In the multiterminal source model, there is an underlying source that generates independent and identically distributed (i.i.d.) realizations of a random vector. The components of the random vector are finitely-supported random variables distributed according to a joint probability distribution that is specified in the model. Additionally, there is a finite set of users and a wiretapper, each of whom observes the realizations from some subset of the components of the source.  The aim of the users is to interactively communicate over a noiseless public channel so that each user finally outputs a common random variable called a secret key, which is required to be secure from the wiretapper. The main object of interest is the wiretap secret key capacity, which is the maximum possible rate of a secret key that can be generated by the users. A substantial part of this dissertation attempts to gain insight into the single-letter characterization of wiretap secret key capacity, which is a problem that has remained largely unsolved.
In the initial part of this dissertation, we explore the connection between secret key agreement and secure omniscience. The problem of secure omniscience is concerned with communication protocols for omniscience that minimize the rate of information leakage to the wiretapper. Our interest is in identifying broad classes of source models for which the wiretap secret key capacity can be achieved through an omniscience protocol that leaks the least possible amount of information to the wiretapper. In such cases, we say that there is a duality between secure omniscience and secret key agreement. 
In this dissertation, we show that this duality holds in the case of certain finite linear source (FLS) models, such as two-terminal FLS models and pairwise independent network models on trees with a linear wiretapper. On the other hand, we also give an example of a (non-FLS) source model for which the duality does not hold if we limit ourselves to communication-for-omniscience protocols with at most two (interactive) communications. 

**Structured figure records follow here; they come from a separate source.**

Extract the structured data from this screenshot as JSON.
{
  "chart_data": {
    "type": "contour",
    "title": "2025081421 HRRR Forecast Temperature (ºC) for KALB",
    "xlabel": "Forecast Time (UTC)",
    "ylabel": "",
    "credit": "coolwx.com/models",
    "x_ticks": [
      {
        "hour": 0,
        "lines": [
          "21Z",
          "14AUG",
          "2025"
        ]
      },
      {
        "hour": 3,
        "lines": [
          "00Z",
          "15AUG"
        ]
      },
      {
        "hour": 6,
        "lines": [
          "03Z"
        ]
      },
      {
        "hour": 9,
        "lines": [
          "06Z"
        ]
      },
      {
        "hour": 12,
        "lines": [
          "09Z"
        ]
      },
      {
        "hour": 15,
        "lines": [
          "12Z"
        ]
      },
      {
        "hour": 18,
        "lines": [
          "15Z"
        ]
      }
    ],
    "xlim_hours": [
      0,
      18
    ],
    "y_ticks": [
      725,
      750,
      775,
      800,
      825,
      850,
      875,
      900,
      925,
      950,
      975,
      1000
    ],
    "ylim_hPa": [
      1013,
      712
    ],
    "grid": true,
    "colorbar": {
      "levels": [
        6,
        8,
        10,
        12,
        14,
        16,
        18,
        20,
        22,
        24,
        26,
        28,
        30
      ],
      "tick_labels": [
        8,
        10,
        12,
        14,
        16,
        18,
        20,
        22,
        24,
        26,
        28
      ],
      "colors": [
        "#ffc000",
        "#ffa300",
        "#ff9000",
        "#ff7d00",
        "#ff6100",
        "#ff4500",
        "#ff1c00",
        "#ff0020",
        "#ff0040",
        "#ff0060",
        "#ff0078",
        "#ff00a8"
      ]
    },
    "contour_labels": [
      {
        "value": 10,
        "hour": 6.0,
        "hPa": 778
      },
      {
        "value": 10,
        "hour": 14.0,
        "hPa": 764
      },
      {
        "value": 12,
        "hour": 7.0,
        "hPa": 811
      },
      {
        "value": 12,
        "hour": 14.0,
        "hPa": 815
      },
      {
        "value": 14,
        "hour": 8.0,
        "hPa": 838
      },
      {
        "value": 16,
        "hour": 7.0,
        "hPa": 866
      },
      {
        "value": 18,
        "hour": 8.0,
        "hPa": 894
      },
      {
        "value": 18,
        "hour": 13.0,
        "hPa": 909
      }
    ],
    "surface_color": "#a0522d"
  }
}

Next, we give a characterization of the wiretap secret key capacity under two special situations: one is when the users are not allowed to communicate, and the other is when the communication rate goes to zero asymptotically. We show that both these characterizations have the same single-letter expression, which can be expressed in terms of the maximal common function.
Our focus then shifts to the following question: When can the users generate a positive rate secret key? We give necessary and sufficient conditions for the secret key capacity to be positive, which extend known results on two-terminal sources to the multiterminal setting. For the special case of hypergraphical sources with a linear wiretapper, we derive a simpler equivalent condition for the positivity of secret key capacity in terms of the maximal common function.
 
The final part of this dissertation is concerned with the study of DNA-based secure data storage. In this problem, a user (Alice) would like to store her data within a pool of (synthetic) DNA molecules so as to be reliably retrieved by an authorized party (Bob) while ensuring that an unauthorized party (Eve) gets almost no information from her (Eve's) observations. We propose a strategy for making DNA-based data storage information-theoretically secure through the use of wiretap channel coding. This motivates us to extend the shuffling-sampling channel model of Shomorony and Heckel (2021) to include a wiretapper. The main contribution is a characterization of the secure storage capacity of our DNA wiretap channel model, which is the maximum rate at which Alice can securely store her data within a pool of DNA molecules.